A fotografia

O primeiro encontro também tinha sido o último. Naquele final de tarde, ele partia de trem para uma nova vida, num lugar ainda desconhecido, mas que lhe trazia a esperança de uma vida melhor. Da plataforma da estação, ela acenava em vão e assim continuou fazendo até o momento em que seu aceno encontrou o aceno dele no ar e, então, os dois acenos se abraçaram num aperto forte que só o movimento do trem conseguiu desatar.

Depois daquele dia em que seus acenos se abraçaram no ar impregnado de tantos adeus da estação de trem, Fátima e José nunca mais se encontraram e, desde então, trinta anos se passaram.

Nesse tempo todo, cada um seguiu sua vida: casaram-se, tiveram filhos, sofreram angústias, alegrias, viveram enfim as vidas que a vida lhes deu, com sua mão por vezes generosa e outras vezes, vai ver a maior parte delas, avarenta ou mesmo miserável.

Naquela tarde em que Fátima e José se encontraram em seus acenos, um lambe-lambe que fotografava aleatoriamente as pessoas documentou numa foto o momento daquele abraço. Essa foto viajou trinta anos no tempo até ir parar numa exposição em comemoração aos cem anos da pequena cidade onde ficava a estação.

Certo dia, à exposição, compareceram um grupo de adolescentes do orfanato local mais as suas supervisoras, que com muito esforço cuidavam para que nenhum dos órfãos se perdesse por entre os corredores do enorme recinto, localizado a poucos metros da estação de trem, num antigo galpão que, no passado, servira a função de oficina mecânica dos trens, hoje sem uso dado que aqueles há muito não mais circulam.

Antônio, um dos órfãos que acompanha a excursão, interessado como é em fotografia, observa com bastante atenção cada uma das fotos ali expostas, demorando-se bastante em cada uma delas, a ponto mesmo de a excursão andar e ele ficar para trás, sozinho. As fotos lhe trazem um alívio da pesada realidade que o cerca no orfanato.

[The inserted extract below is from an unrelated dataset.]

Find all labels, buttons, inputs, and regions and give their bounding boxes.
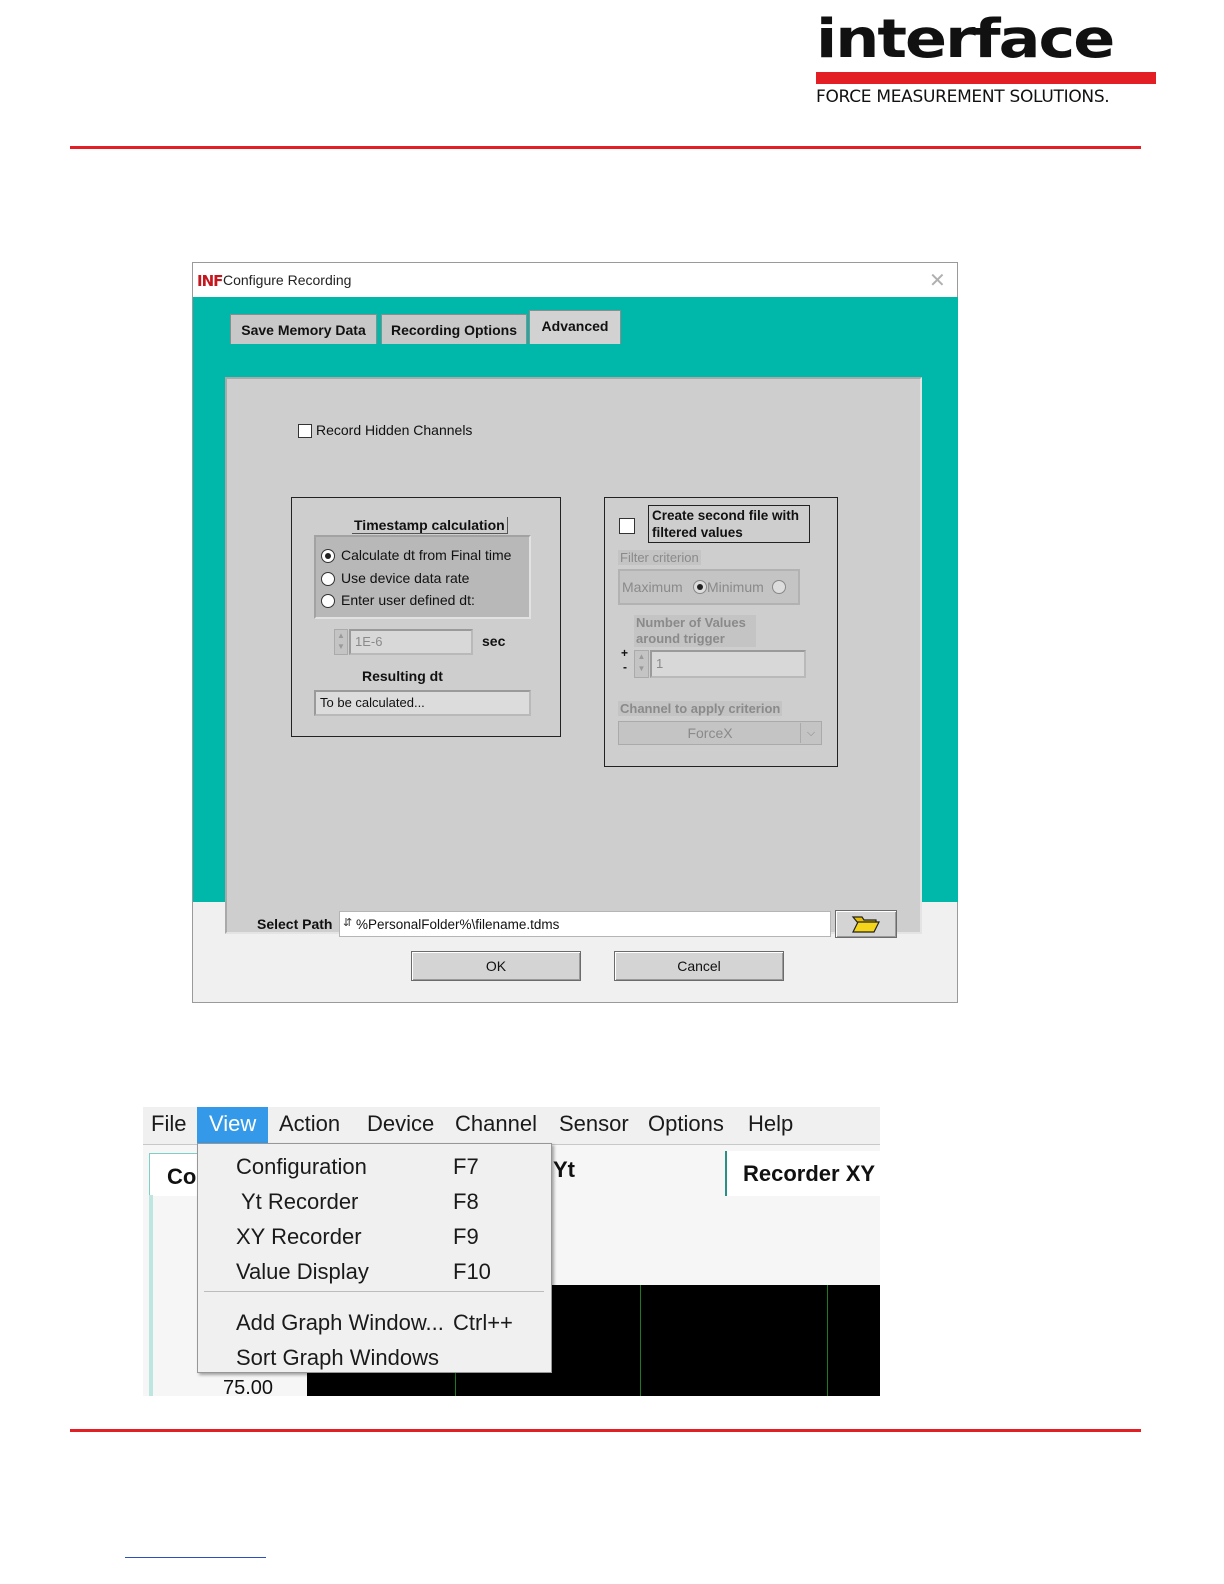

Quando seus olhos se dirigiram à foto do abraço dos acenos de Fátima e José, amarelada pelo tempo, algo chamou a atenção de Antônio, algo que ele não sabia explicar o que era, mas que lhe atiçou a curiosidade, fazendo com que despendesse ainda mais tempo na contemplação daquela fotografia do que havia gasto nas demais por ele vistas até então.

Depois de alguns minutos observando aquela imagem, como que hipnotizado pela cena que estava ali retratada, lágrimas começaram a escorrer dos olhos de Antônio. Não entendia a razão por que reagia daquela forma.

Uma forte angústia começou a tomar-lhe de assalto, tão intensa que não encontrava precedente em sua vida. Ele não reconhecia a mulher naquela foto, uma jovem de não mais que quinze anos, nem tampouco o rapaz, um jovem de não mais que dezoito anos.

Aos poucos, porém, foi reconhecendo as mãos da mulher no abraço dos acenos ali registrado. À medida que esse reconhecimento foi ganhando corpo, também a sensação de angústia passou a apertar-lhe ainda mais o peito, levando-o até a sentir que lhe faltava o ar.

Minutos depois, finalmente adquiriu a consciência do que estava diante dele: aquelas mãos que, no abraço dos acenos, a fotografia capturara eram as mesmas mãos que tantas vezes ergueram-se contra ele, munidas de varas e chicotes, oferendo-lhe pesadas surras em resposta às menores infrações. As mesmas mãos que, no dia em que o descobriram “mulherzinha”, como dizia seu pai, expulsaram-no de casa com a roupa do corpo e nada mais.